How different is your parenting style compared to whomever raised you? I wouldn’t say it’s changed that much. My parents did a great job raising me in my opinion. I instill how they raised me into my daughter.


If you could go back in time & speak to yourself before motherhood, what would you say?

Hmm... I would tell myself don’t blink, it goes so fast. My baby is going to be 4 this year. I don’t even know how that is possible.


Any advice you’d like to share for other moms-to-be?

Remember to take time for you. Soak in every moment with your babies, they grow too fast.


Finally, what’s changed most for you as an individual since becoming a mom?

I look at things very different than I used to. It keeps me grounded that’s for sure. I try to be the best version of myself for my daughter.



Emily F.



My name is Emily & I became a mother on February 28th, 2020. I’m originally from Grants Pass, Oregon & I have 1 child.


What I love most about being a mother is: being able to watch this little human that is half me and half the love of my life, grow and develop into her own person.

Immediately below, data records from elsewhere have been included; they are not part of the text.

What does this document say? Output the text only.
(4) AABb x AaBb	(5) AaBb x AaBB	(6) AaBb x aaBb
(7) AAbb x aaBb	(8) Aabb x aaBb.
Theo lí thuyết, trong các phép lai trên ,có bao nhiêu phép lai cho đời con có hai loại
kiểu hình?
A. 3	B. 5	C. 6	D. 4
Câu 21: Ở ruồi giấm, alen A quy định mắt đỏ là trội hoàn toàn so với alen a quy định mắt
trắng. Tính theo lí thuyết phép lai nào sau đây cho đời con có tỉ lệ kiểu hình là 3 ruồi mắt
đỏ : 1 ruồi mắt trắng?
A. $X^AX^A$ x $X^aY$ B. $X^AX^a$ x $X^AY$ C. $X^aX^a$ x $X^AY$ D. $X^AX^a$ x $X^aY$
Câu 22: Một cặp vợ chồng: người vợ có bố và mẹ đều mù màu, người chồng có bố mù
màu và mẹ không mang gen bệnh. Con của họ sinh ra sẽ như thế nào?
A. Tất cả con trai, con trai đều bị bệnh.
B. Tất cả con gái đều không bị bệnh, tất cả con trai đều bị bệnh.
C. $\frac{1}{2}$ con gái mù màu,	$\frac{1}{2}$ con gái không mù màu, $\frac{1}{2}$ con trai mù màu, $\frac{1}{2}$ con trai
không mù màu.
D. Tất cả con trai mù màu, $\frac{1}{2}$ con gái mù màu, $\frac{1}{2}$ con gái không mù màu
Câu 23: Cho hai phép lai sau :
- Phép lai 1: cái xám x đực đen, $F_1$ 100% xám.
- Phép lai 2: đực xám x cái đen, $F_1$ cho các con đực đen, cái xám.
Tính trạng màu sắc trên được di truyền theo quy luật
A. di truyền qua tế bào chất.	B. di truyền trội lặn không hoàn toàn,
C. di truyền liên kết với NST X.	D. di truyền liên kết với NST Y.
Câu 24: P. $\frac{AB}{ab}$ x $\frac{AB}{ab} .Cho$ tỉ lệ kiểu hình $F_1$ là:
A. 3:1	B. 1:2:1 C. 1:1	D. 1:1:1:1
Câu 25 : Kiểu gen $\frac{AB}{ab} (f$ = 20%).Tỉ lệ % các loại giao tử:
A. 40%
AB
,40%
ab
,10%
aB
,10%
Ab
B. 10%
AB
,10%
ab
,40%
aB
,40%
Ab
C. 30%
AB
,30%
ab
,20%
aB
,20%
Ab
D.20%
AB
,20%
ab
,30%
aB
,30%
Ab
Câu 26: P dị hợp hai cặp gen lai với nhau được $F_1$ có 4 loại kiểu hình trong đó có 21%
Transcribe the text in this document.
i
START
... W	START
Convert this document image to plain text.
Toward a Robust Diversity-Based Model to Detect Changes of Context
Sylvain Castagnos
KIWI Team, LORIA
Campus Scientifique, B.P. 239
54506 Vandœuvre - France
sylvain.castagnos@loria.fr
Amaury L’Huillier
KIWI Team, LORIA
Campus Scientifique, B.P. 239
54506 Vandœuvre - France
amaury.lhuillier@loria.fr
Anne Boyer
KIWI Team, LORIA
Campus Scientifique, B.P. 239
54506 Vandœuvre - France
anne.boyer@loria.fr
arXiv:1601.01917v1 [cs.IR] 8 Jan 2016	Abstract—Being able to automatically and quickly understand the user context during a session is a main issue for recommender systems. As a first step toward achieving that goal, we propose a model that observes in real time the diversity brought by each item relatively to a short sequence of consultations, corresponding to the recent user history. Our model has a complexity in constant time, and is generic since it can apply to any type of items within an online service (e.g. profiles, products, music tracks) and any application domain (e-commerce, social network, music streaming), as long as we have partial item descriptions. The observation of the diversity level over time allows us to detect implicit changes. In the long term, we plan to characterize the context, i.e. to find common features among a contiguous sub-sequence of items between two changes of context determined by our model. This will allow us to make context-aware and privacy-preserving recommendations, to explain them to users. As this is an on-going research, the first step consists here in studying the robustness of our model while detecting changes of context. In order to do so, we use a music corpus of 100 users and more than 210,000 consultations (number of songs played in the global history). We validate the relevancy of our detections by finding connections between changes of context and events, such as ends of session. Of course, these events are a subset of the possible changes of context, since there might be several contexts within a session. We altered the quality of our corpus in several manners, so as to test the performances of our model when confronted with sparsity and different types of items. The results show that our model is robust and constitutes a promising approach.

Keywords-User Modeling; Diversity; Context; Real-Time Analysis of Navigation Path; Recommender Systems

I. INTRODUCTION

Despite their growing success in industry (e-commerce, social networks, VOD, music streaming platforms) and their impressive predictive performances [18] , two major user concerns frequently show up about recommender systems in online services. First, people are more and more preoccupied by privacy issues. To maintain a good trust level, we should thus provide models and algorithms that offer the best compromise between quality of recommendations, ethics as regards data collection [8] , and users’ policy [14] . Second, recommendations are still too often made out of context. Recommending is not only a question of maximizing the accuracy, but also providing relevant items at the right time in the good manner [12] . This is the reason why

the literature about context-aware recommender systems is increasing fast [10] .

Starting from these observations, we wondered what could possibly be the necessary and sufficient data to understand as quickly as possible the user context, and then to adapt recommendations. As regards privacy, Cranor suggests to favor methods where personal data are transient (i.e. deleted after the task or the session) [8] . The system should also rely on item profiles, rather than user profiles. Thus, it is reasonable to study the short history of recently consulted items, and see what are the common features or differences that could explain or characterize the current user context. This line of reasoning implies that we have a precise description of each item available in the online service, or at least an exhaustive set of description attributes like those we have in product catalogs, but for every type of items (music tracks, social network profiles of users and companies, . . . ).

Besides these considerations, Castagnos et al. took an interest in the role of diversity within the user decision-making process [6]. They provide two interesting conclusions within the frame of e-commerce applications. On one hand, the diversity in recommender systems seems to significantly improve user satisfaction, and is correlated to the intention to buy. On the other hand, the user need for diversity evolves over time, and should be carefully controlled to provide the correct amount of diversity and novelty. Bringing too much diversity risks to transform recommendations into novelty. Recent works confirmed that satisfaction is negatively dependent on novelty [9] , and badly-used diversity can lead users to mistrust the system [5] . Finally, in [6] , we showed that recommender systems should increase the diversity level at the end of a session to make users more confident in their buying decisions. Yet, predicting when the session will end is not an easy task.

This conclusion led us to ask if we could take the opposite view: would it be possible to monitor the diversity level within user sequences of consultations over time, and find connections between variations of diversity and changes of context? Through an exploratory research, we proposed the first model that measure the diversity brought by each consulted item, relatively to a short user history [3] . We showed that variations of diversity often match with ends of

Do you or have you ever felt like you’ve lost your identity after becoming a mother?

I think as a mom it is very hard to not lose yourself. You carry your children for 10 months, you birth them, if breastfeeding you feed them from your body, and you take care of their every day needs. With all children, but a newborn especially, your entire day revolves around caring for your child and there is little time leftover for yourself. It is hard to find and make that time in the day to be more “you” when everything you are revolves around your children. So yes, I do feel like I lost the old version of myself, but I found a new version. The new version of me is Emily, a mother, and I would take this version of me over the old one any day.


One area I’d like to be better as a mom is being less stressed out and anxious. I have horrible postpartum anxiety about everything in life, but especially things surrounding my daughter. I hope as time goes on that it gets better, but for now I just hope that that anxiety doesn’t hinder my ability to let my daughter try things for herself and learn new things as she grows.